Fire department’s fresh faces are put through their paces
BY MIKE NOLAN email@example.com May 30, 2014 11:24PM
Orland firefighter candidates Jason Postma, far right, and Martin Majda, center work with Orland firefighter Bob Stoltz at a simulated fire Friday morning at the OFPD Training Center in Orland Park. Photo for Sun-Times Media by Jean Lachat
Updated: July 2, 2014 6:28AM
Three weeks into their training to become firefighters with the Orland Fire Protection District, Jason Postma and Marty Majda talk as though they are promising rookies on a perennially playoff-bound sports team.
While they’ve both had experience as firefighters elsewhere, coming to Orland represents a big step up, they said.
“It’s the premier department,” Postma said. “We want to be part of something great.”
Majda said that getting hired in Orland is “something you strive for.”
For the next year, all they will be are probationary firefighters, part of a group of 10 recently brought on to fill vacancies caused by retirements in the district, according to Chief Ken Brucki.
Although each has worked as a firefighter and all also are trained as paramedics — both requirements to be considered for the district — it’s almost as if they’re starting from scratch in Orland’s nine-week training academy.
“We break ’em down and teach them the way we want to teach them,” Brucki said. “Our level of expectation is that much higher.”
Through the training, the candidates — identified by their red T-shirts — understand that “we will set you up for success” but that they have to take the initiative to achieve it, he said.
Along the way, the firefighter candidates will be evaluated for their proficiency at various skills.
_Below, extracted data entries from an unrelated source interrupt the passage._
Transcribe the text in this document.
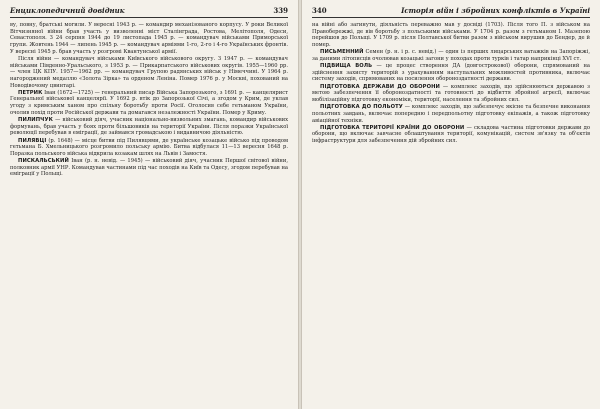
Енциклопедичний довідник	339

ву, повну, братські могили. У вересні 1943 р. — командир механізованого корпусу. У роки Великої Вітчизняної війни брав участь у визволенні міст Сталінграда, Ростова, Мелітополя, Одеси, Севастополя. З 24 серпня 1944 до 19 листопада 1945 р. — командувач військами Приморської групи. Жовтень 1944 — липень 1945 р. — командувач арміями 1-го, 2-го і 4-го Українських фронтів. У вересні 1945 р. брав участь у розгромі Квантунської армії.

Після війни — командувач військами Київського військового округу. З 1947 р. — командувач військами Південно-Уральського, з 1953 р. — Прикарпатського військових округів. 1955—1960 рр. — член ЦК КПУ. 1957—1962 рр. — командувач Групою радянських військ у Німеччині. У 1964 р. нагороджений медаллю «Золота Зірка» та орденом Леніна. Помер 1976 р. у Москві, похований на Новодівочому цвинтарі.

ПЕТРИК Іван (1672—1725) — генеральний писар Війська Запорозького, з 1691 р. — канцелярист Генеральної військової канцелярії. У 1692 р. втік до Запорозької Січі, а згодом у Крим, де уклав угоду з кримським ханом про спільну боротьбу проти Росії. Оголосив себе гетьманом України, очолив похід проти Російської держави та домагався незалежності України. Помер у Криму.

ПИЛИПЧУК — військовий діяч, учасник національно-визвольних змагань, командир військових формувань, брав участь у боях проти більшовиків на території України. Після поразки Української революції перебував в еміграції, де займався громадською і видавничою діяльністю.

ПИЛЯВЦІ (р. 1648) — місце битви під Пилявцями, де українське козацьке військо під проводом гетьмана Б. Хмельницького розгромило польську армію. Битва відбулася 11—13 вересня 1648 р. Поразка польського війська відкрила козакам шлях на Львів і Замостя.

ПИСКАЛЬСЬКИЙ Іван (р. н. невід. — 1945) — військовий діяч, учасник Першої світової війни, полковник армії УНР. Командував частинами під час походів на Київ та Одесу, згодом перебував на еміграції у Польщі.

340	Історія війн і збройних конфліктів в Україні

на війні або загинути, діяльність переважно мав у досвіді (1703). Після того П. з військом на Правобережжі, де вів боротьбу з польськими військами. У 1704 р. разом з гетьманом І. Мазепою перейшов до Польщі. У 1709 р. після Полтавської битви разом з військом вирушив до Бендер, де й помер.

ПИСЬМЕННИЙ Семен (р. н. і р. с. невід.) — один із перших лицарських ватажків на Запоріжжі, за даними літописців очолював козацькі загони у походах проти турків і татар наприкінці XVI ст.

ПІДВИЩА ВОЛЬ — це процес створення ДА (довгострокової) оборони, спрямований на здійснення захисту територій з урахуванням наступальних можливостей противника, включає систему заходів, спрямованих на посилення обороноздатності держави.

ПІДГОТОВКА ДЕРЖАВИ ДО ОБОРОНИ — комплекс заходів, що здійснюються державою з метою забезпечення її обороноздатності та готовності до відбиття збройної агресії, включає мобілізаційну підготовку економіки, території, населення та збройних сил.

ПІДГОТОВКА ДО ПОЛЬОТУ — комплекс заходів, що забезпечує якісне та безпечне виконання польотних завдань, включає попередню і передпольотну підготовку екіпажів, а також підготовку авіаційної техніки.

ПІДГОТОВКА ТЕРИТОРІЇ КРАЇНИ ДО ОБОРОНИ — складова частина підготовки держави до оборони, що включає завчасне облаштування території, комунікацій, систем зв'язку та об'єктів інфраструктури для забезпечення дій збройних сил.
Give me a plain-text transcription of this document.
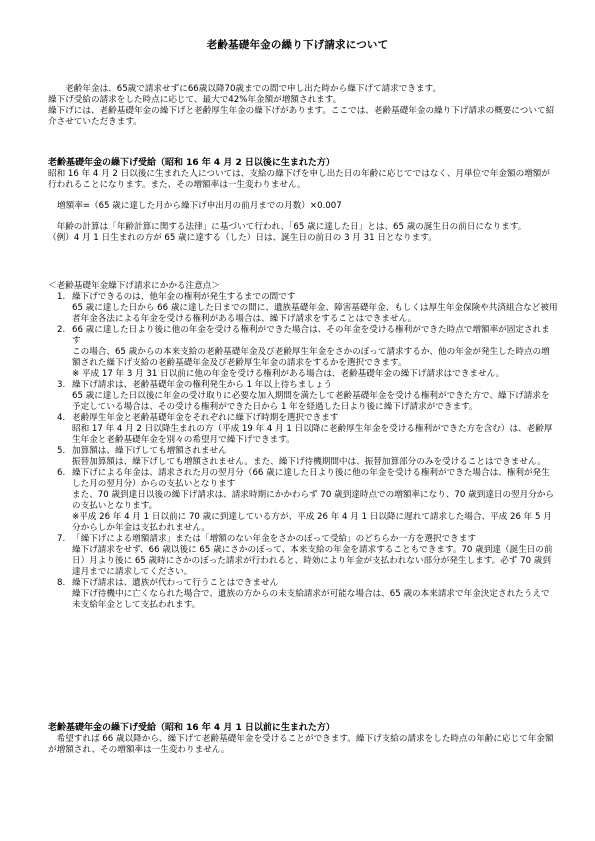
老齢基礎年金の繰り下げ請求について

老齢年金は、65歳で請求せずに66歳以降70歳までの間で申し出た時から繰下げて請求できます。

繰下げ受給の請求をした時点に応じて、最大で42%年金額が増額されます。

繰下げには、老齢基礎年金の繰下げと老齢厚生年金の繰下げがあります。ここでは、老齢基礎年金の繰り下げ請求の概要について紹介させていただきます。

老齢基礎年金の繰下げ受給（昭和 16 年 4 月 2 日以後に生まれた方）

昭和 16 年 4 月 2 日以後に生まれた人については、支給の繰下げを申し出た日の年齢に応じてではなく、月単位で年金額の増額が行われることになります。また、その増額率は一生変わりません。

増額率=（65 歳に達した月から繰下げ申出月の前月までの月数）×0.007

年齢の計算は「年齢計算に関する法律」に基づいて行われ、「65 歳に達した日」とは、65 歳の誕生日の前日になります。

（例）4 月 1 日生まれの方が 65 歳に達する（した）日は、誕生日の前日の 3 月 31 日となります。

＜老齢基礎年金繰下げ請求にかかる注意点＞

1. 繰下げできるのは、他年金の権利が発生するまでの間です
65 歳に達した日から 66 歳に達した日までの間に、遺族基礎年金、障害基礎年金、もしくは厚生年金保険や共済組合など被用者年金各法による年金を受ける権利がある場合は、繰下げ請求をすることはできません。
2. 66 歳に達した日より後に他の年金を受ける権利ができた場合は、その年金を受ける権利ができた時点で増額率が固定されます
この場合、65 歳からの本来支給の老齢基礎年金及び老齢厚生年金をさかのぼって請求するか、他の年金が発生した時点の増額された繰下げ支給の老齢基礎年金及び老齢厚生年金の請求をするかを選択できます。
※ 平成 17 年 3 月 31 日以前に他の年金を受ける権利がある場合は、老齢基礎年金の繰下げ請求はできません。
3. 繰下げ請求は、老齢基礎年金の権利発生から 1 年以上待ちましょう
65 歳に達した日以後に年金の受け取りに必要な加入期間を満たして老齢基礎年金を受ける権利ができた方で、繰下げ請求を予定している場合は、その受ける権利ができた日から 1 年を経過した日より後に繰下げ請求ができます。
4. 老齢厚生年金と老齢基礎年金をそれぞれに繰下げ時期を選択できます
昭和 17 年 4 月 2 日以降生まれの方（平成 19 年 4 月 1 日以降に老齢厚生年金を受ける権利ができた方を含む）は、老齢厚生年金と老齢基礎年金を別々の希望月で繰下げできます。
5. 加算額は、繰下げしても増額されません
振替加算額は、繰下げしても増額されません。また、繰下げ待機期間中は、振替加算部分のみを受けることはできません。
6. 繰下げによる年金は、請求された月の翌月分（66 歳に達した日より後に他の年金を受ける権利ができた場合は、権利が発生した月の翌月分）からの支払いとなります
また、70 歳到達日以後の繰下げ請求は、請求時期にかかわらず 70 歳到達時点での増額率になり、70 歳到達日の翌月分からの支払いとなります。
※平成 26 年 4 月 1 日以前に 70 歳に到達している方が、平成 26 年 4 月 1 日以降に遅れて請求した場合、平成 26 年 5 月分からしか年金は支払われません。
7. 「繰下げによる増額請求」または「増額のない年金をさかのぼって受給」のどちらか一方を選択できます
繰下げ請求をせず、66 歳以後に 65 歳にさかのぼって、本来支給の年金を請求することもできます。70 歳到達（誕生日の前日）月より後に 65 歳時にさかのぼった請求が行われると、時効により年金が支払われない部分が発生します。必ず 70 歳到達月までに請求してください。
8. 繰下げ請求は、遺族が代わって行うことはできません
繰下げ待機中に亡くなられた場合で、遺族の方からの未支給請求が可能な場合は、65 歳の本来請求で年金決定されたうえで未支給年金として支払われます。

老齢基礎年金の繰下げ受給（昭和 16 年 4 月 1 日以前に生まれた方）

希望すれば 66 歳以降から、繰下げて老齢基礎年金を受けることができます。繰下げ支給の請求をした時点の年齢に応じて年金額が増額され、その増額率は一生変わりません。
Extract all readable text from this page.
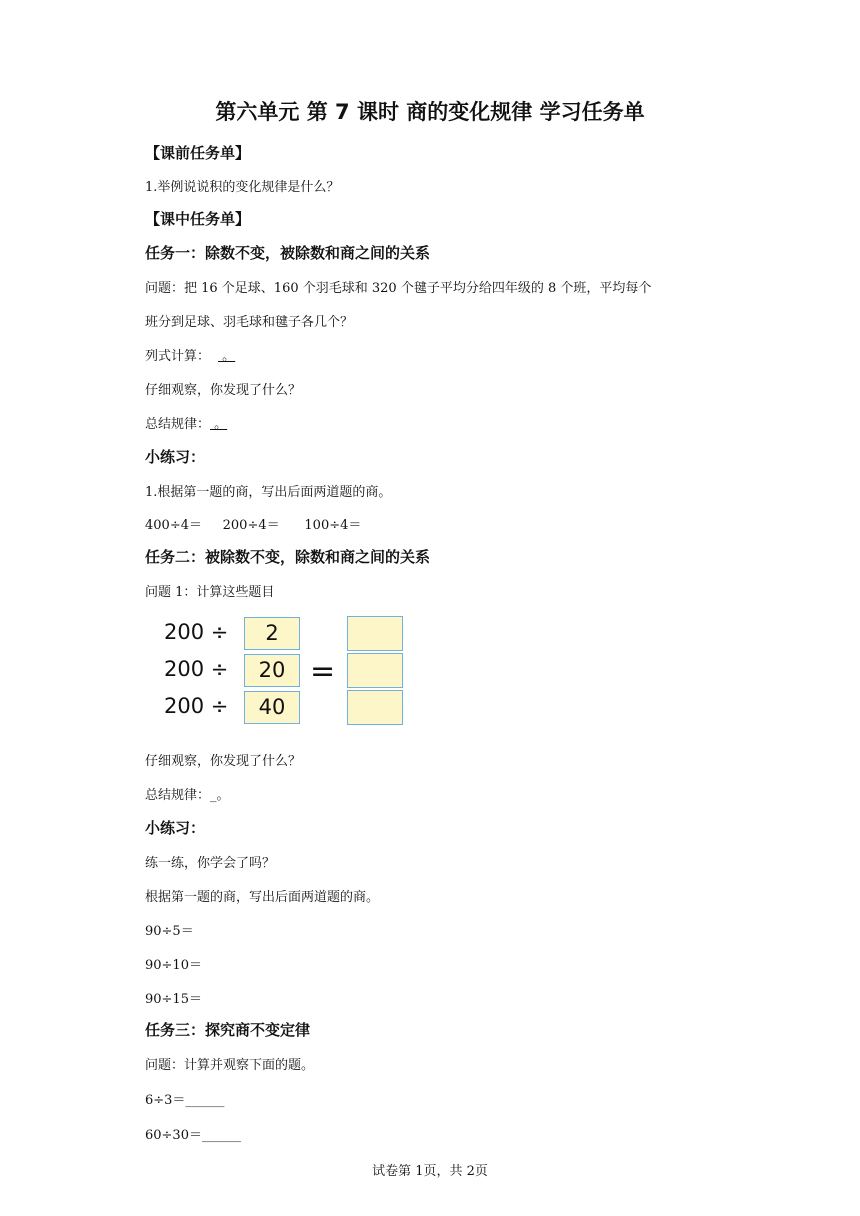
第六单元 第 7 课时 商的变化规律 学习任务单
【课前任务单】
1.举例说说积的变化规律是什么？
【课中任务单】
任务一：除数不变，被除数和商之间的关系
问题：把 16 个足球、160 个羽毛球和 320 个毽子平均分给四年级的 8 个班，平均每个
班分到足球、羽毛球和毽子各几个？
列式计算： 。
仔细观察，你发现了什么？
总结规律： 。
小练习：
1.根据第一题的商，写出后面两道题的商。
400÷4＝     200÷4＝      100÷4＝
任务二：被除数不变，除数和商之间的关系
问题 1：计算这些题目
200 ÷
200 ÷
200 ÷
2
20
40
=
仔细观察，你发现了什么？
总结规律：_。
小练习：
练一练，你学会了吗？
根据第一题的商，写出后面两道题的商。
90÷5＝
90÷10＝
90÷15＝
任务三：探究商不变定律
问题：计算并观察下面的题。
6÷3＝______
60÷30＝______
试卷第 1页，共 2页
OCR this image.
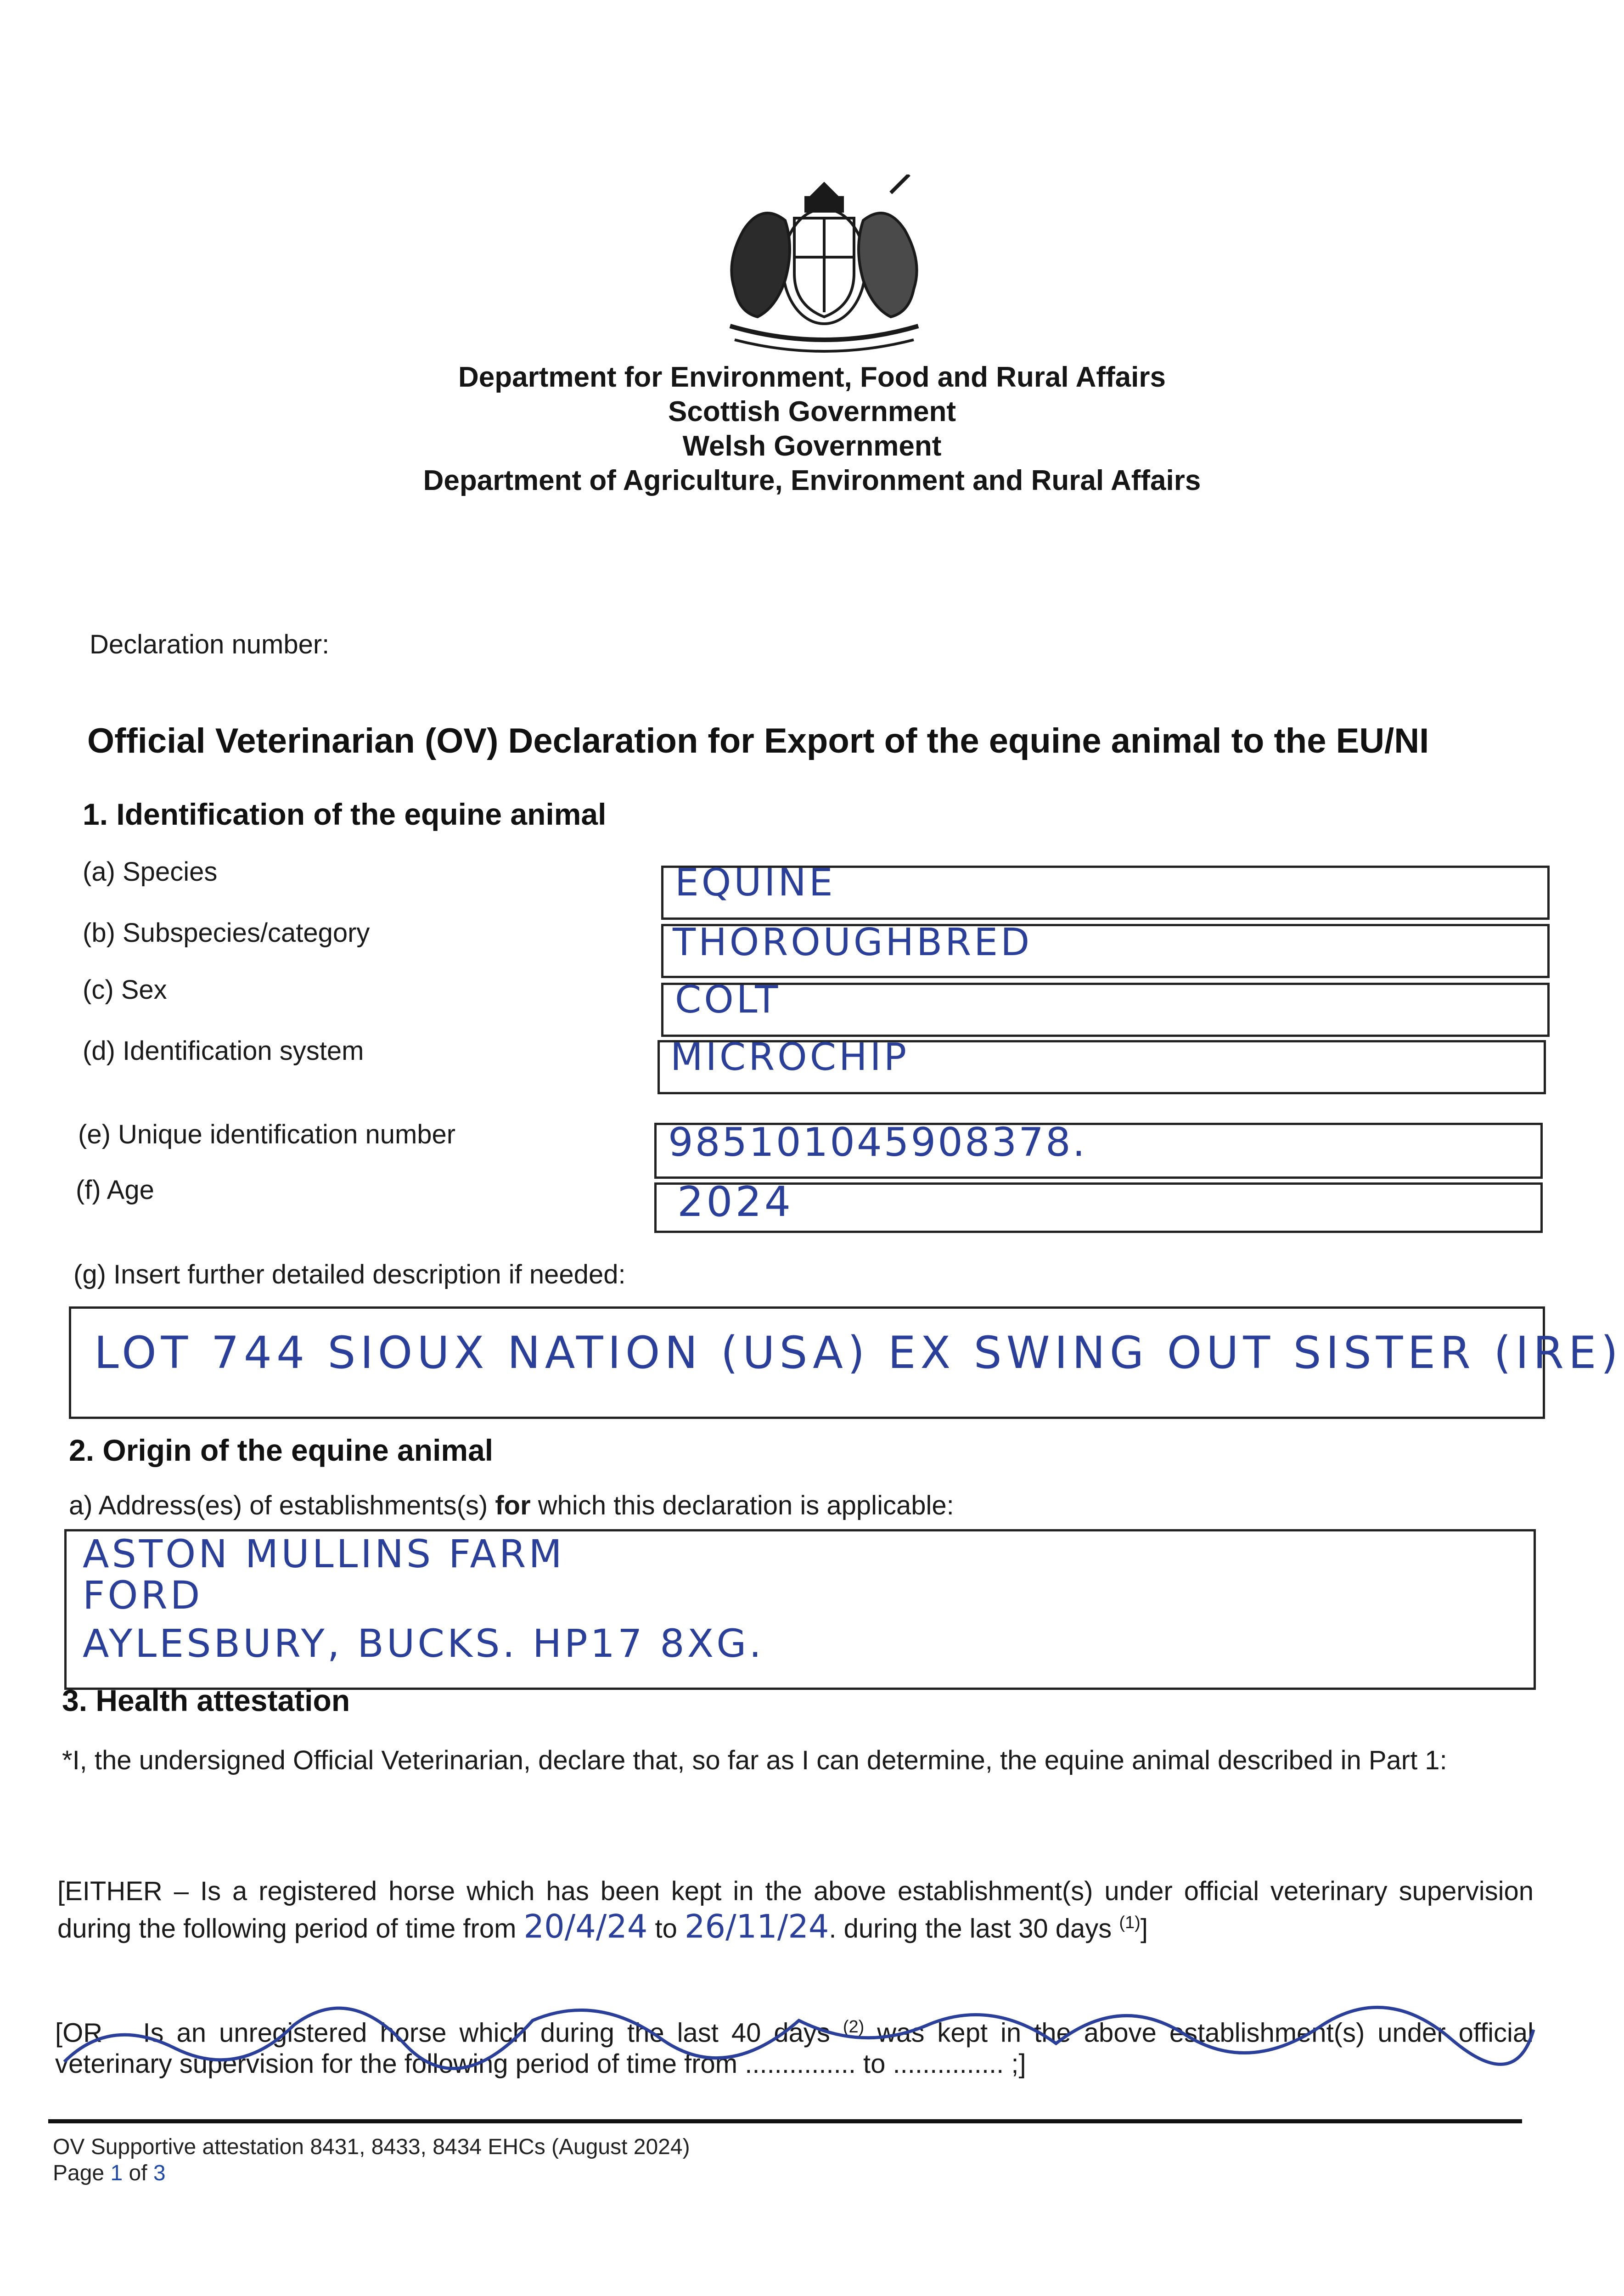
Department for Environment, Food and Rural Affairs
Scottish Government
Welsh Government
Department of Agriculture, Environment and Rural Affairs
Declaration number:
Official Veterinarian (OV) Declaration for Export of the equine animal to the EU/NI
1. Identification of the equine animal
(a) Species	EQUINE
(b) Subspecies/category	THOROUGHBRED
(c) Sex	COLT
(d) Identification system	MICROCHIP
(e) Unique identification number	985101045908378.
(f) Age	2024
(g) Insert further detailed description if needed:
LOT 744 SIOUX NATION (USA) EX SWING OUT SISTER (IRE)
2. Origin of the equine animal
a) Address(es) of establishments(s) for which this declaration is applicable:
ASTON MULLINS FARM
FORD
AYLESBURY, BUCKS. HP17 8XG.
3. Health attestation
*I, the undersigned Official Veterinarian, declare that, so far as I can determine, the equine animal described in Part 1:
[EITHER – Is a registered horse which has been kept in the above establishment(s) under official veterinary supervision during the following period of time from 20/4/24 to 26/11/24. during the last 30 days $^{(1)}$]
[OR – Is an unregistered horse which during the last 40 days $^{(2)}$ was kept in the above establishment(s) under official veterinary supervision for the following period of time from ............... to ............... ;]
OV Supportive attestation 8431, 8433, 8434 EHCs (August 2024)
Page 1 of 3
On Friday, the 10 were put through their paces, donning full gear and oxygen tanks and conducting search-and-rescue operations in a simulated fire.
They’ll also get training in making rescues from confined spaces, vehicle crash extrication procedures and emergency medical treatment.
All department vehicles, including fire trucks and engines, are outfitted with advanced life-support gear.
The EMS training the firefighter candidates will undergo will “refine their skills to bring them up to the training level we want,” Lt. Dave Piper, the district’s training safety officer, said.
A typical day for the candidates starts at 7 a.m. with a one-hour fitness training session, and the regimen has been extended to all of the department’s firefighters. It’s designed to combat the muscle aches and on-the-job injuries that can come from lifting heavy objects, including gear or fire and car crash victims, often in an awkward position, Brucki said.
Brucki said the department has seen a “significant reduction” in injuries since instituting the workout program this year.
Taking a brief break during their exercises Friday, the 34-year-old Postma and Majda, 33, said that their training has so far been intense but rewarding.
“We’re learning from a great group and an experienced group,” Majda said.